The Marine Corps Sunset parade was a one-hour performance featuring the music of “The Commandant’s Own.” This was followed by the “U.S Marine Drum and Bugle Corps” with a parade by the “Marine Corps Silent Drill Platoon.”
Recently, the snippet from the fantastic silent drill routine during the Sunset Parade garnered much attention. This was because the crowd enjoyed a beautiful evening enjoying the Drum and Bugle Corps and the Drill Platoon performance at Iwo Jima.
The Marine Corps Silent Drill Parade at the Iwo Jima Memorial was one of Washington’s world-class parades. Since 1956, the musical and marching units at the Marine Barracks, Washington DC, have paid tribute to those brave hearts whose “Uncommon valor was a common virtue.”

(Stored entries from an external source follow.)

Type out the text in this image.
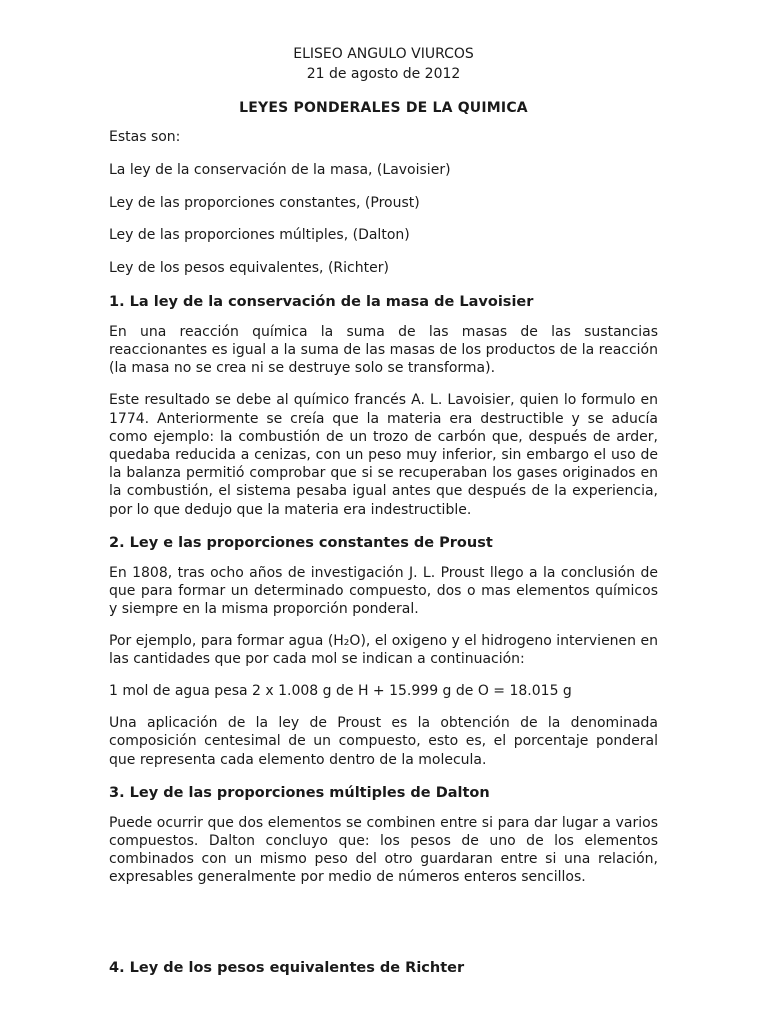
ELISEO ANGULO VIURCOS
21 de agosto de 2012
LEYES PONDERALES DE LA QUIMICA

Estas son:

La ley de la conservación de la masa, (Lavoisier)

Ley de las proporciones constantes, (Proust)

Ley de las proporciones múltiples, (Dalton)

Ley de los pesos equivalentes, (Richter)

1. La ley de la conservación de la masa de Lavoisier

En una reacción química la suma de las masas de las sustancias reaccionantes es igual a la suma de las masas de los productos de la reacción (la masa no se crea ni se destruye solo se transforma).

Este resultado se debe al químico francés A. L. Lavoisier, quien lo formulo en 1774. Anteriormente se creía que la materia era destructible y se aducía como ejemplo: la combustión de un trozo de carbón que, después de arder, quedaba reducida a cenizas, con un peso muy inferior, sin embargo el uso de la balanza permitió comprobar que si se recuperaban los gases originados en la combustión, el sistema pesaba igual antes que después de la experiencia, por lo que dedujo que la materia era indestructible.

2. Ley e las proporciones constantes de Proust

En 1808, tras ocho años de investigación J. L. Proust llego a la conclusión de que para formar un determinado compuesto, dos o mas elementos químicos y siempre en la misma proporción ponderal.

Por ejemplo, para formar agua (H₂O), el oxigeno y el hidrogeno intervienen en las cantidades que por cada mol se indican a continuación:

1 mol de agua pesa 2 x 1.008 g de H + 15.999 g de O = 18.015 g

Una aplicación de la ley de Proust es la obtención de la denominada composición centesimal de un compuesto, esto es, el porcentaje ponderal que representa cada elemento dentro de la molecula.

3. Ley de las proporciones múltiples de Dalton

Puede ocurrir que dos elementos se combinen entre si para dar lugar a varios compuestos. Dalton concluyo que: los pesos de uno de los elementos combinados con un mismo peso del otro guardaran entre si una relación, expresables generalmente por medio de números enteros sencillos.

4. Ley de los pesos equivalentes de Richter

The backdrop of the parade was the famous bronze monument based on the famous Raising the Flag on Iwo Jima on Mount Suribachi. It had 6 men, of which 5 were Marines and 1 Navy Corps standing 32 feet high, raising a 78-foot bronze flagpole.
The parade began with the United States Marine Corps Drum and Bugle Corps, also known as the Commandant’s Own. They played different musical instruments as they marched in sync with one another. However, the highlight of the parade was the famous Silent Drill Parade.
The United States Marine Corps Drum and Bugle Corps were dressed in bright red dress uniforms. They pleased the crowd with family-friendly popular songs. They have been known as the Commandant’s Own to be distinguished from the “President’s Own.”
The musical drill was followed by the impressive performance of the Silent Drill Platoon. It was a 24-men exhibit of fantastic teamwork as they worked with 10-pound M1 rifles. Usually, drills like these have audible cues, but this performance was very different. It had no audible alerts & had the platoon work through a routine formation and bayonets flying through the air. All the impressive stuff got more interesting as the platoon did the drill when the sunlight faded.